Tilisy provides an easy, secure way to download bank account data. The Tilisy business API enables developers to get bank account transactions and balances from all major banks. There are methods for user actions, accounts data, ASPSP country codes and more.
Treasury Prime provides financial services tools for fintechs and banks, including pre-built integrations with Marqeta, Alloy and Middledesk and developer-first APIs. The Treasury Prime API offers ways to automate banking needs, with methods to manage accounts, on-boarding, card issuing, payments, counter-parties, utilities, and more.
Brex is a financial technology services company with an open API to simplify the management of financial information for the company's partners. The Brex API enables developers programmatic access to manage onboarding, team, payments, transactions, accounting and more.
Solid (Solid Financial Technologies) is a financial technology platform that allows developers to create bank accounts, send payments and issue cards. The Solid API offers methods to manage account creation, spending controls on cards, receiving and sending payments, plus KYC, KYB, owner, bank accounts, contacts, transactions and more.
WorldFirst is an API for international payment integration. The API is useful for international businesses for funds-in and payments out, for marketplace sellers to get better exchange rates, and for receiving funds in foreign currencies. API methods are available to manage rates, deals, quote and book, recipients, payments, currency accounts and lookups.

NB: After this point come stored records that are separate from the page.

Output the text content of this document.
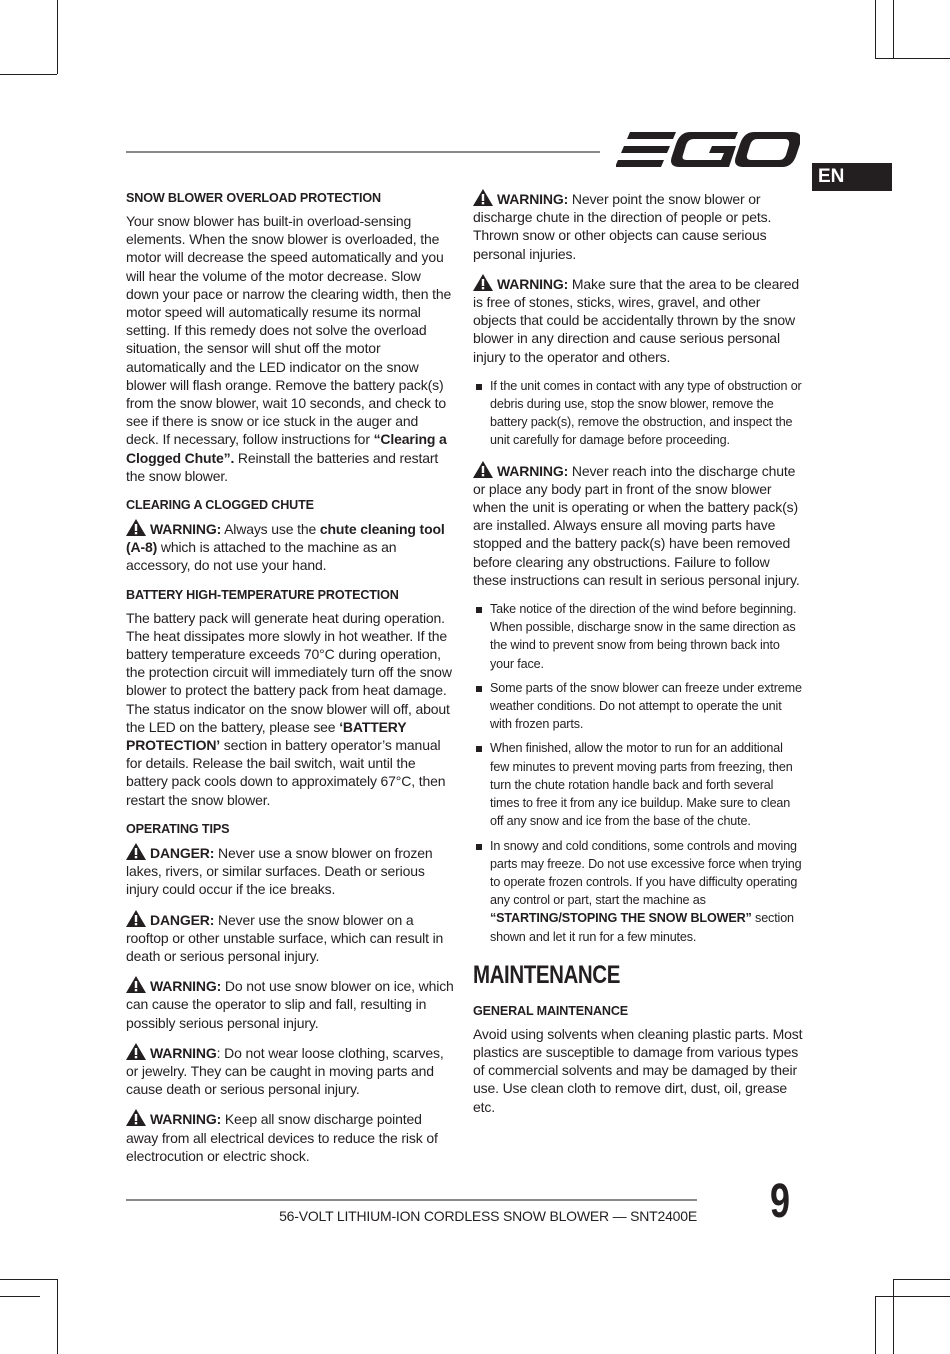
EN
SNOW BLOWER OVERLOAD PROTECTION

Your snow blower has built-in overload-sensing elements. When the snow blower is overloaded, the motor will decrease the speed automatically and you will hear the volume of the motor decrease. Slow down your pace or narrow the clearing width, then the motor speed will automatically resume its normal setting. If this remedy does not solve the overload situation, the sensor will shut off the motor automatically and the LED indicator on the snow blower will flash orange. Remove the battery pack(s) from the snow blower, wait 10 seconds, and check to see if there is snow or ice stuck in the auger and deck. If necessary, follow instructions for “Clearing a Clogged Chute”. Reinstall the batteries and restart the snow blower.

CLEARING A CLOGGED CHUTE

WARNING: Always use the chute cleaning tool (A-8) which is attached to the machine as an accessory, do not use your hand.

BATTERY HIGH-TEMPERATURE PROTECTION

The battery pack will generate heat during operation. The heat dissipates more slowly in hot weather. If the battery temperature exceeds 70°C during operation, the protection circuit will immediately turn off the snow blower to protect the battery pack from heat damage. The status indicator on the snow blower will off, about the LED on the battery, please see ‘BATTERY PROTECTION’ section in battery operator’s manual for details. Release the bail switch, wait until the battery pack cools down to approximately 67°C, then restart the snow blower.

OPERATING TIPS

DANGER: Never use a snow blower on frozen lakes, rivers, or similar surfaces. Death or serious injury could occur if the ice breaks.

DANGER: Never use the snow blower on a rooftop or other unstable surface, which can result in death or serious personal injury.

WARNING: Do not use snow blower on ice, which can cause the operator to slip and fall, resulting in possibly serious personal injury.

WARNING: Do not wear loose clothing, scarves, or jewelry. They can be caught in moving parts and cause death or serious personal injury.

WARNING: Keep all snow discharge pointed away from all electrical devices to reduce the risk of electrocution or electric shock.

WARNING: Never point the snow blower or discharge chute in the direction of people or pets. Thrown snow or other objects can cause serious personal injuries.

WARNING: Make sure that the area to be cleared is free of stones, sticks, wires, gravel, and other objects that could be accidentally thrown by the snow blower in any direction and cause serious personal injury to the operator and others.

If the unit comes in contact with any type of obstruction or debris during use, stop the snow blower, remove the battery pack(s), remove the obstruction, and inspect the unit carefully for damage before proceeding.

WARNING: Never reach into the discharge chute or place any body part in front of the snow blower when the unit is operating or when the battery pack(s) are installed. Always ensure all moving parts have stopped and the battery pack(s) have been removed before clearing any obstructions. Failure to follow these instructions can result in serious personal injury.

Take notice of the direction of the wind before beginning. When possible, discharge snow in the same direction as the wind to prevent snow from being thrown back into your face.
Some parts of the snow blower can freeze under extreme weather conditions. Do not attempt to operate the unit with frozen parts.
When finished, allow the motor to run for an additional few minutes to prevent moving parts from freezing, then turn the chute rotation handle back and forth several times to free it from any ice buildup. Make sure to clean off any snow and ice from the base of the chute.
In snowy and cold conditions, some controls and moving parts may freeze. Do not use excessive force when trying to operate frozen controls. If you have difficulty operating any control or part, start the machine as “STARTING/STOPING THE SNOW BLOWER” section shown and let it run for a few minutes.
MAINTENANCE
GENERAL MAINTENANCE

Avoid using solvents when cleaning plastic parts. Most plastics are susceptible to damage from various types of commercial solvents and may be damaged by their use. Use clean cloth to remove dirt, dust, oil, grease etc.

56-VOLT LITHIUM-ION CORDLESS SNOW BLOWER — SNT2400E 9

The Bud API enables you with the ability to manage financial tools that gain programmatic access to services for; Open Banking Aggregation, Enrichment, Insights, Affordability, Recognition and more. It allows you to build features, applications and experiences with endpoints that follow RESTful principles that use http verbs such as; GET, POST, PUT, PATCH, and DELETE.
The Modern Treasury API enables ACH, wire, check, and RTP transactions in applications. Requests and responses are JSON formatted. The API can be used to manage payment orders, line items, counterparties, bank accounts, routing details, and addresses. Modern Treasury does not touch money directly; the API hooks into their clients' bank accounts, enabling them to move money and read activity.
The OpenPayd API lets you develop custom solutions to manage your organization’s payments. It offers an integration with the functionality needed for a modern finance department to manage the entire cash flow from collection to payout. OpenPayd provides a way to expand into international markets by connecting to the OpenPayd banking and payments infrastructure to scale payment flows, simplify treasury, process payments in real-time and reduce costs.
FinTecSystems is licensed by BaFin as a payment initiation and account information service. XS2A API is specialized in open banking and data analysis. It allows the access of bank accounts within a user's scope and offers AI-based turnovers categorization among many other PIS and AIS services.
Wise offers International banking services including online money transfers. The Wise Platform API enables developers to integrate the service and manage payouts and account information, banks, affiliates, receive money and open banking. Methods are available to manage users, transfers, comparison, addresses, borderless accounts and more.
Open banking is still fairly new to the banking industry. But financial institutions are already talking about taking the next step - Open Finance. Open Banking initiatives apply primarily to payment accounts. Now it's time to apply this concept to all accounts so that consumers can get a holistic view of their personal finances and financial data. There is no reason why the new services, technologies and benefits of Open Banking cannot be applied to other financial accounts such as mortgages, investments, pensions and insurance.